I’ll bet you you’re not! he challenges. ‘I bet you I am,’ she repeats confidently. I’ll bet you . . how much you wanna bet? he says. They’re still holding hands and staring into each others eyes. It’s getting ‘Yes I am; No you’re not!’ stuck, so I chip in. How about one Rand? I suggest. ‘Well, I only have ten Rand,’ she fibs. I’ll take you on, he says, How old are you? She leans back and puffs out her bosom and announces triumphantly ‘Nearly ninety ONE.’
WELL! Victory is his! He wriggles with glee and says I’m . . . . no. This is my son Koos. Koos, you tell her how old I am! The old goat is 96 in the shade, I say. She deflates, he puffs up. He smoked her! Blew her doors off! Left her in his dust! Annihilated her. They’re still holding hands. He rubs it in: I prefer to say I’ve got four years to go to a hundred.

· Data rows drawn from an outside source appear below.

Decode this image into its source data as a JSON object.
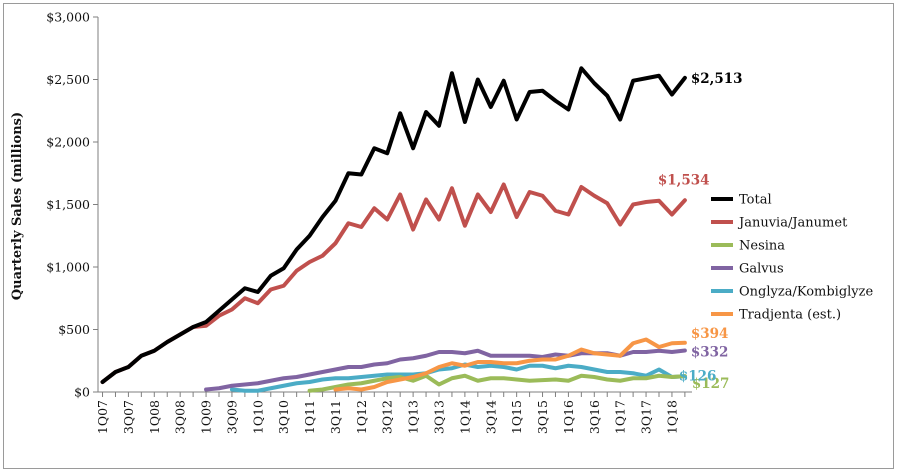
{
  "chart_data": {
    "type": "line",
    "title": "",
    "ylabel": "Quarterly Sales (millions)",
    "xlabel": "",
    "ylim": [
      0,
      3000
    ],
    "yticks": [
      0,
      500,
      1000,
      1500,
      2000,
      2500,
      3000
    ],
    "ytick_labels": [
      "$0",
      "$500",
      "$1,000",
      "$1,500",
      "$2,000",
      "$2,500",
      "$3,000"
    ],
    "categories": [
      "1Q07",
      "2Q07",
      "3Q07",
      "4Q07",
      "1Q08",
      "2Q08",
      "3Q08",
      "4Q08",
      "1Q09",
      "2Q09",
      "3Q09",
      "4Q09",
      "1Q10",
      "2Q10",
      "3Q10",
      "4Q10",
      "1Q11",
      "2Q11",
      "3Q11",
      "4Q11",
      "1Q12",
      "2Q12",
      "3Q12",
      "4Q12",
      "1Q13",
      "2Q13",
      "3Q13",
      "4Q13",
      "1Q14",
      "2Q14",
      "3Q14",
      "4Q14",
      "1Q15",
      "2Q15",
      "3Q15",
      "4Q15",
      "1Q16",
      "2Q16",
      "3Q16",
      "4Q16",
      "1Q17",
      "2Q17",
      "3Q17",
      "4Q17",
      "1Q18",
      "2Q18"
    ],
    "xtick_labels": [
      "1Q07",
      "",
      "3Q07",
      "",
      "1Q08",
      "",
      "3Q08",
      "",
      "1Q09",
      "",
      "3Q09",
      "",
      "1Q10",
      "",
      "3Q10",
      "",
      "1Q11",
      "",
      "3Q11",
      "",
      "1Q12",
      "",
      "3Q12",
      "",
      "1Q13",
      "",
      "3Q13",
      "",
      "1Q14",
      "",
      "3Q14",
      "",
      "1Q15",
      "",
      "3Q15",
      "",
      "1Q16",
      "",
      "3Q16",
      "",
      "1Q17",
      "",
      "3Q17",
      "",
      "1Q18",
      ""
    ],
    "legend_position": "right",
    "grid": false,
    "series": [
      {
        "name": "Total",
        "color": "#000000",
        "end_label": "$2,513",
        "end_label_color": "#000000",
        "values": [
          80,
          160,
          200,
          290,
          330,
          400,
          460,
          520,
          560,
          650,
          740,
          830,
          800,
          930,
          990,
          1140,
          1250,
          1400,
          1530,
          1750,
          1740,
          1950,
          1910,
          2230,
          1950,
          2240,
          2130,
          2550,
          2160,
          2500,
          2280,
          2490,
          2180,
          2400,
          2410,
          2330,
          2260,
          2590,
          2470,
          2370,
          2180,
          2490,
          2510,
          2530,
          2380,
          2513
        ]
      },
      {
        "name": "Januvia/Janumet",
        "color": "#c0504d",
        "end_label": "$1,534",
        "end_label_color": "#c0504d",
        "values": [
          80,
          160,
          200,
          290,
          330,
          400,
          460,
          520,
          530,
          610,
          660,
          750,
          710,
          820,
          850,
          970,
          1040,
          1090,
          1190,
          1350,
          1320,
          1470,
          1380,
          1580,
          1300,
          1540,
          1380,
          1630,
          1330,
          1580,
          1440,
          1660,
          1400,
          1600,
          1570,
          1450,
          1420,
          1640,
          1570,
          1510,
          1340,
          1500,
          1520,
          1530,
          1420,
          1534
        ]
      },
      {
        "name": "Nesina",
        "color": "#9bbb59",
        "end_label": "$127",
        "end_label_color": "#9bbb59",
        "values": [
          null,
          null,
          null,
          null,
          null,
          null,
          null,
          null,
          null,
          null,
          null,
          null,
          null,
          null,
          null,
          null,
          10,
          20,
          40,
          60,
          70,
          90,
          110,
          120,
          90,
          130,
          60,
          110,
          130,
          90,
          110,
          110,
          100,
          90,
          95,
          100,
          90,
          130,
          120,
          100,
          90,
          110,
          110,
          130,
          120,
          127
        ]
      },
      {
        "name": "Galvus",
        "color": "#8064a2",
        "end_label": "$332",
        "end_label_color": "#8064a2",
        "values": [
          null,
          null,
          null,
          null,
          null,
          null,
          null,
          null,
          20,
          30,
          50,
          60,
          70,
          90,
          110,
          120,
          140,
          160,
          180,
          200,
          200,
          220,
          230,
          260,
          270,
          290,
          320,
          320,
          310,
          330,
          290,
          290,
          290,
          290,
          280,
          300,
          290,
          310,
          310,
          310,
          290,
          320,
          320,
          330,
          320,
          332
        ]
      },
      {
        "name": "Onglyza/Kombiglyze",
        "color": "#4bacc6",
        "end_label": "$126",
        "end_label_color": "#4bacc6",
        "values": [
          null,
          null,
          null,
          null,
          null,
          null,
          null,
          null,
          null,
          null,
          20,
          10,
          10,
          30,
          50,
          70,
          80,
          100,
          110,
          110,
          120,
          130,
          140,
          140,
          140,
          150,
          180,
          190,
          220,
          200,
          210,
          200,
          180,
          210,
          210,
          190,
          210,
          200,
          180,
          160,
          160,
          150,
          130,
          180,
          120,
          126
        ]
      },
      {
        "name": "Tradjenta (est.)",
        "color": "#f79646",
        "end_label": "$394",
        "end_label_color": "#f79646",
        "values": [
          null,
          null,
          null,
          null,
          null,
          null,
          null,
          null,
          null,
          null,
          null,
          null,
          null,
          null,
          null,
          null,
          null,
          null,
          20,
          30,
          20,
          40,
          80,
          100,
          120,
          150,
          200,
          230,
          210,
          240,
          240,
          230,
          230,
          250,
          260,
          260,
          290,
          340,
          310,
          300,
          290,
          390,
          420,
          360,
          390,
          394
        ]
      }
    ]
  }
}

I walk off, leaving them to their embarrassment and awkward ending. Well, nice to have met you, he says. ‘Yes, indeed,’ she says, even though neither cagey old codger has divulged their name yet. The only name we have out of this joyful meeting of long-lost strangers so far is “Koos.”
As the old man leaves she outs when he’s ten metres down the drive with ‘So sorry to have mistaken you; Sorry to be a bother.’ That St Annes politeness training is deeply embedded. Of course he didn’t hear it. Ten metres is way out of range. Anyway, his face was wreathed in such a wide smile his ears were probably blocked by the wrinkles. This avenged the stinging loss he’d suffered at the College reunion.